Thread: BUG #5602: Recovering from Hot-Standby file backup leads to the currupted indexes

The following bug has been logged online:

Bug reference:      5602
Logged by:          Chris
Email address:      christoph.springer@magicinternet.de
PostgreSQL version: 9.0beta3
Operating system:   Debian 5.0.3
Description:        Recovering from Hot-Standby file backup leads to the
currupted indexes
Details:

A Hot-Standby database is being backed up to a new machine like this:

0. pause WAL file deletion from Hot-Standby
1. backup pg_control
2. sync data and tablespace files
3. wait for checkout using pg_controldata and waiting for UNDO address
change
4. copy all WAL files
5. recover the newly created database using WAL files

The database recovers and starts normally, but some of the indexes are
corrupt afterwards. I could not find any strange log record in logs for the
recovered database.

This is a definition of a index that is corrupt afterwards:
CREATE INDEX idx_tbl_textcol1_textcol2
  ON tbl
  USING btree
  (textcol1, textcol2)
TABLESPACE data5_tbs;

Thank you in advance,

Chris
"Chris" <christoph.springer@magicinternet.de> writes:
> A Hot-Standby database is being backed up to a new machine like this:

> 0. pause WAL file deletion from Hot-Standby
> 1. backup pg_control
> 2. sync data and tablespace files
> 3. wait for checkout using pg_controldata and waiting for UNDO address
> change
> 4. copy all WAL files
> 5. recover the newly created database using WAL files

This process seems almost entirely unrelated to the documented way of
doing it; I'm not surprised that you end up with some files not in sync.
Please see pg_start_backup and friends.

            regards, tom lane
> This process seems almost entirely unrelated to the documented way of
> doing it; I'm not surprised that you end up with some files not in sync.
> Please see pg_start_backup and friends.
>
> =A0 =A0 =A0 =A0 =A0 =A0 =A0 =A0 =A0 =A0 =A0 =A0 regards, tom lane
>

Hallo Tom,

It was done as documented in http://www.postgresql.org/docs/9.0/static/back=
up-incremental-updated.html

With my best regards,

-- Valentine
valgog <valgog@gmail.com> writes:
>> This process seems almost entirely unrelated to the documented way of
>> doing it; I'm not surprised that you end up with some files not in sync.
>> Please see pg_start_backup and friends.

> It was done as documented in http://www.postgresql.org/docs/9.0/static/backup-incremental-updated.html

Oh, I missed that you were copying from a hot-standby slave rather than
the master.  Still, your procedure doesn't clearly match step 2, and
that step is the weak point of the process --- the grandchild slave
isn't consistent until it's replayed WAL far enough, but we don't have
any automated support for verifying that.  (I hope that's going to get
improved in 9.1.)  I suspect you allowed the grandchild to go live
before it was really consistent.

            regards, tom lane
On Thu, 2010-08-05 at 11:28 -0700, valgog wrote:
> > This process seems almost entirely unrelated to the documented way of
> > doing it; I'm not surprised that you end up with some files not in sync.
> > Please see pg_start_backup and friends.

> It was done as documented in http://www.postgresql.org/docs/9.0/static/backup-incremental-updated.html

The procedure used does differ from that documented.

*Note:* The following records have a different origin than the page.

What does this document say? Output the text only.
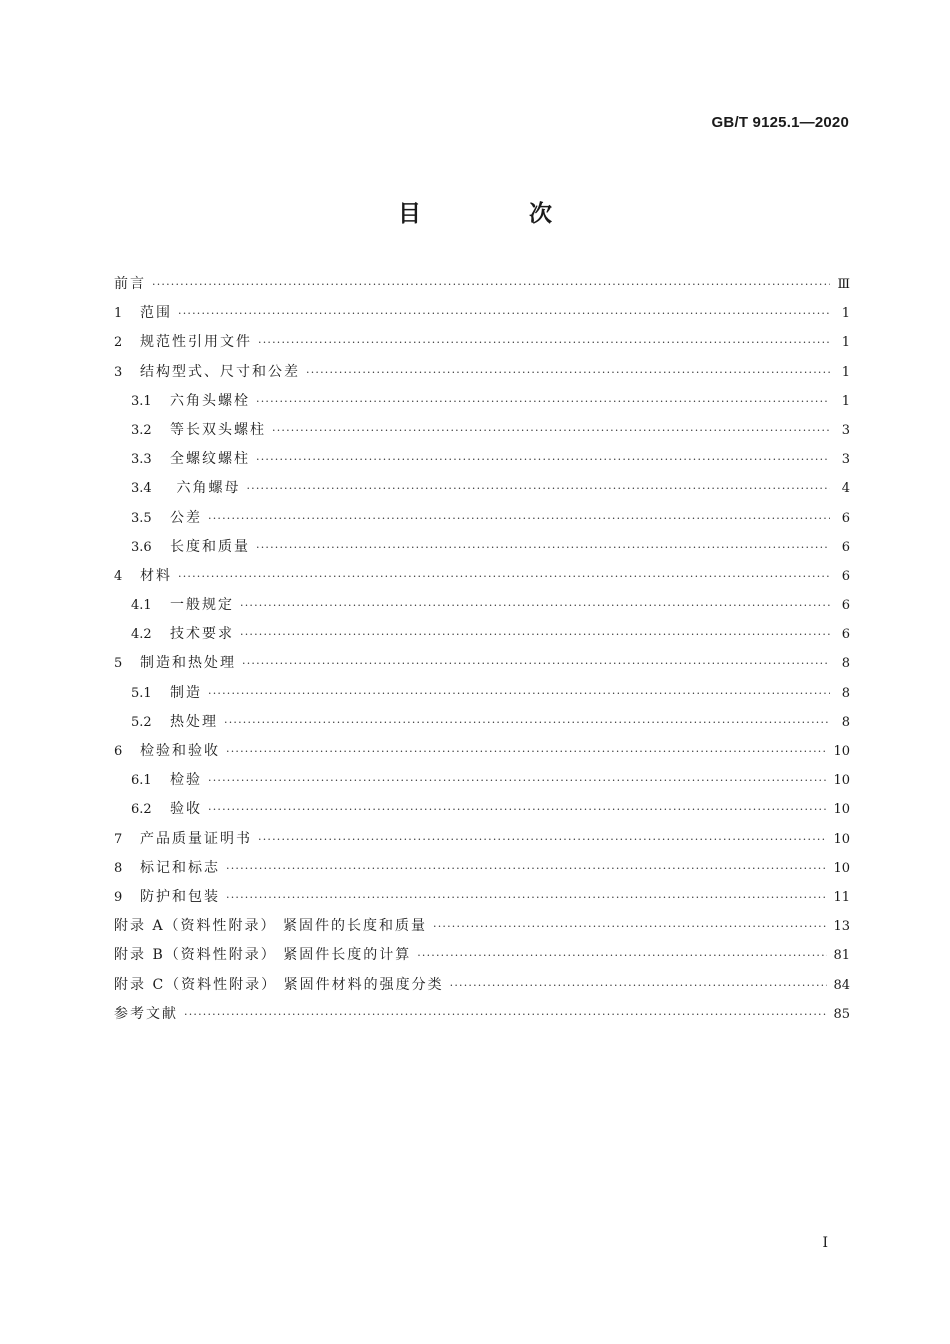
GB/T 9125.1—2020
目 次
前言 ·····	Ⅲ
1	范围 ·····	1
2	规范性引用文件 ·····	1
3	结构型式、尺寸和公差 ·····	1
3.1	六角头螺栓 ·····	1
3.2	等长双头螺柱 ·····	3
3.3	全螺纹螺柱 ·····	3
3.4	六角螺母 ·····	4
3.5	公差 ·····	6
3.6	长度和质量 ·····	6
4	材料 ·····	6
4.1	一般规定 ·····	6
4.2	技术要求 ·····	6
5	制造和热处理 ·····	8
5.1	制造 ·····	8
5.2	热处理 ·····	8
6	检验和验收 ·····	10
6.1	检验 ·····	10
6.2	验收 ·····	10
7	产品质量证明书 ·····	10
8	标记和标志 ·····	10
9	防护和包装 ·····	11
附录 A（资料性附录） 紧固件的长度和质量 ·····	13
附录 B（资料性附录） 紧固件长度的计算 ·····	81
附录 C（资料性附录） 紧固件材料的强度分类 ·····	84
参考文献 ·····	85
I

However, IMHO the
procedure *documented* is *not* safe and could lead to corrupt indexes
in the way described, since the last recovered point might be mid-way
between two halves of an index split record, which will never be
corrected during HS. What I find surprising is that the technique the OP
describes should be safe, assuming step 5 waits for the correct point of
consistency before attempting to run queries.

--
 Simon Riggs           www.2ndQuadrant.com
 PostgreSQL Development, 24x7 Support, Training and Services
Simon Riggs <simon@2ndQuadrant.com> writes:
> On Thu, 2010-08-05 at 11:28 -0700, valgog wrote:
>> It was done as documented in http://www.postgresql.org/docs/9.0/static/backup-incremental-updated.html

> The procedure used does differ from that documented. However, IMHO the
> procedure *documented* is *not* safe and could lead to corrupt indexes
> in the way described, since the last recovered point might be mid-way
> between two halves of an index split record, which will never be
> corrected during HS.

Hm, I was looking at that and thinking it seemed unsafe for entirely
different reasons.  But if you didn't write it, who did?

            regards, tom lane
On Fri, Aug 6, 2010 at 12:20 PM, Tom Lane <tgl@sss.pgh.pa.us> wrote:
> Hm, I was looking at that and thinking it seemed unsafe for entirely
> different reasons. =A0But if you didn't write it, who did?

Incrementally Updated Backups technique has been in the document since 8.2.
In the development cycle of 9.0, I and Heikki appended some description to
make the technique more robust; pg_control file should be backed up first
and the backup end point should be checked before running query.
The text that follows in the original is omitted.